Integration of genetic, behavioral, and neuroimaging findings may, in the end, provide more complete insight into the mechanisms underlying complex disorders. For example, increased anterior ventral striatum dopamine D2/D3 receptor binding in recovered anorexia nervosa patients could be contributing to the above-mentioned alteration in anterior ventral striatum function (Frank et al. 2005). Disturbed dopamine D2 receptor binding observed by these brain imaging techniques would be consistent with recently observed genetic linkage with the dopamine D2 receptor and anorexia nervosa (Nisoli et al. 2007; Bergen et al. 2005). Furthermore, recent animal studies have shown that mice with high susceptibility to develop ABA have increased striatal dopamine D2 receptor mRNA levels when compared to mice that do not develop behavioral hyperactivity in this animal model (Gelegen et al. 2008). In view of the relation between dopamine D2 receptor regulation and eating disorders and reward seeking in humans (Blum et al. 1995), it is interesting to note that mice with a genetic deletion of this receptor have deficits in reward processes (Maldonado et al. 1997; Cunningham et al. 2000; Elmer et al. 2002; Tran et al. 2002; Drew et al. 2007) that may also translate to certain aspects observed in eating disorders (Bergh and Sodersten 1996).

5 Future Directions

Eating disorders are multifactorial psychiatric disorders with unknown etiology and (at this point) relatively low success rate with current treatment programs. Understanding the complex interactions of genetic background and environmental factors will become crucial in unraveling the biology of this disease. More and more, the role of the environment, gender, and critical time periods during development have raised awareness in the development of this disease. Hand-in-hand with upcoming genetic findings, systematic and controlled animal studies will, therefore, play an important role to study their relationship in the development of eating disorders.

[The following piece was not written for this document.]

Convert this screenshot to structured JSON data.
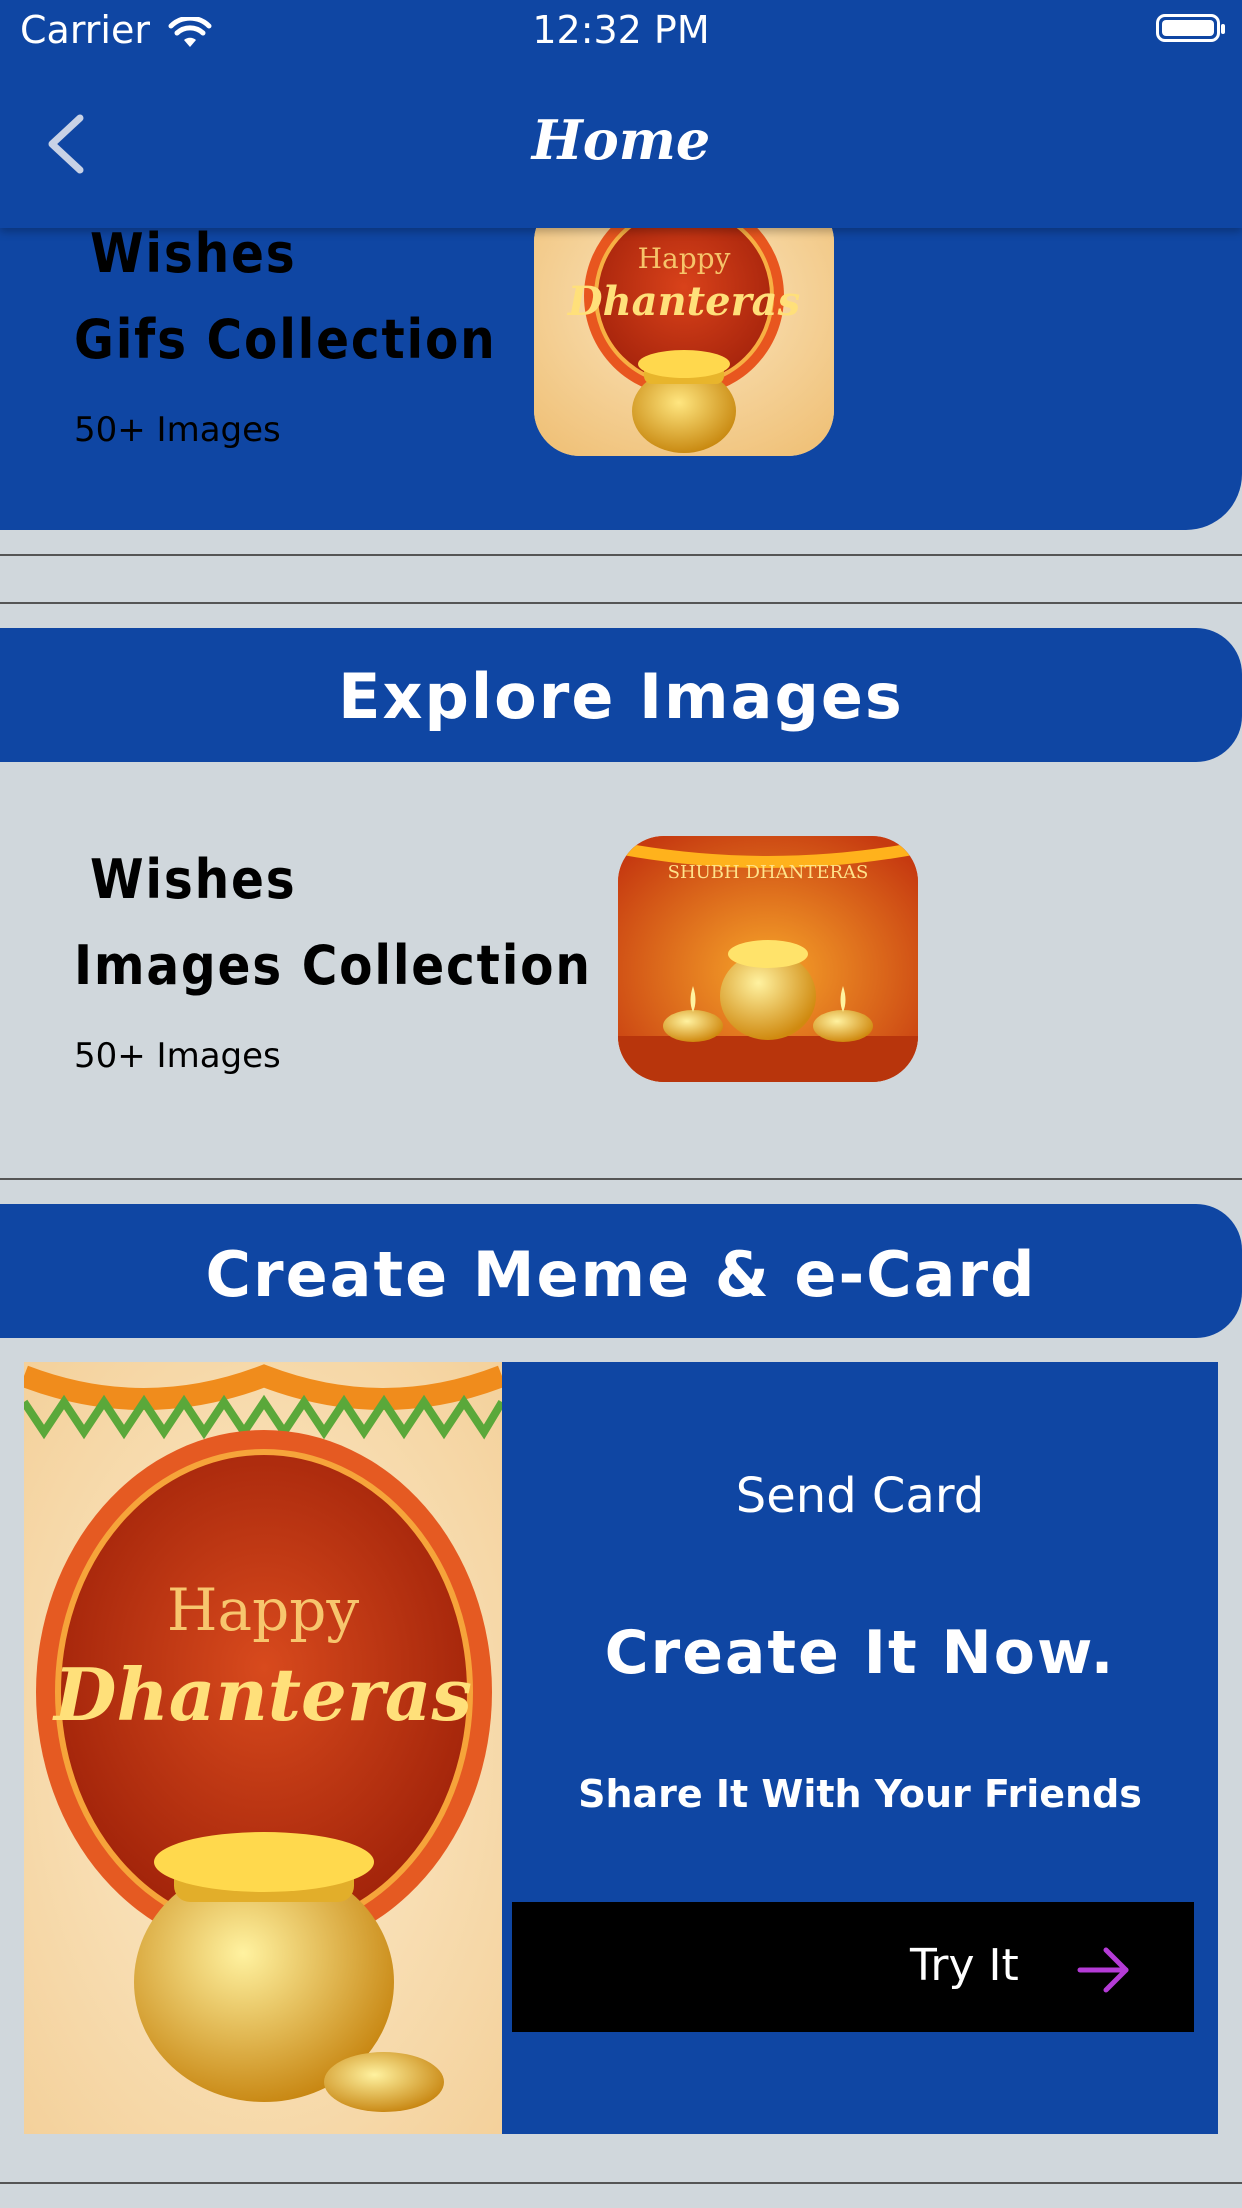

Extensive human genetic studies are underway and will provide novel candidate genes for eating disorders, such as anorexia nervosa. To unravel the contribution of these candidate genes in a neurobiological mechanism underlying eating disorders, translational research will be needed. Gene knockout technology in mice has provided a tremendous contribution to gene function research in all biomedical disciplines. This has evolved in novel and refined applications, such as conditional knockout technology, vector-directed gene expression, and short-hairpin interference methodologies to study gene function relationships over time [e.g., genetic deletion during development or adulthood (Gross et al. 2002) and in a tissue-specific manner]. Thus, sufficient gene manipulation technology is available to functionally test human candidate genes for anorexia nervosa. Furthermore, novel mouse genetic mapping panels allow the identification of genomic regions for mouse phenotypes that are homologous with human genomic regions identified for eating disorder characteristics (Gelegen et al. 2010; Kas et al. 2010). Together, in combination with relevant animal paradigms at the behavioral and neuro-anatomical level for eating disorder traits, these methods will contribute to unravel gene functions in neurobiological mechanisms underlying the pathophysiology of self-starvation. Better understanding of the pathophysiology of eating disorders will pave new roads for directed treatment development.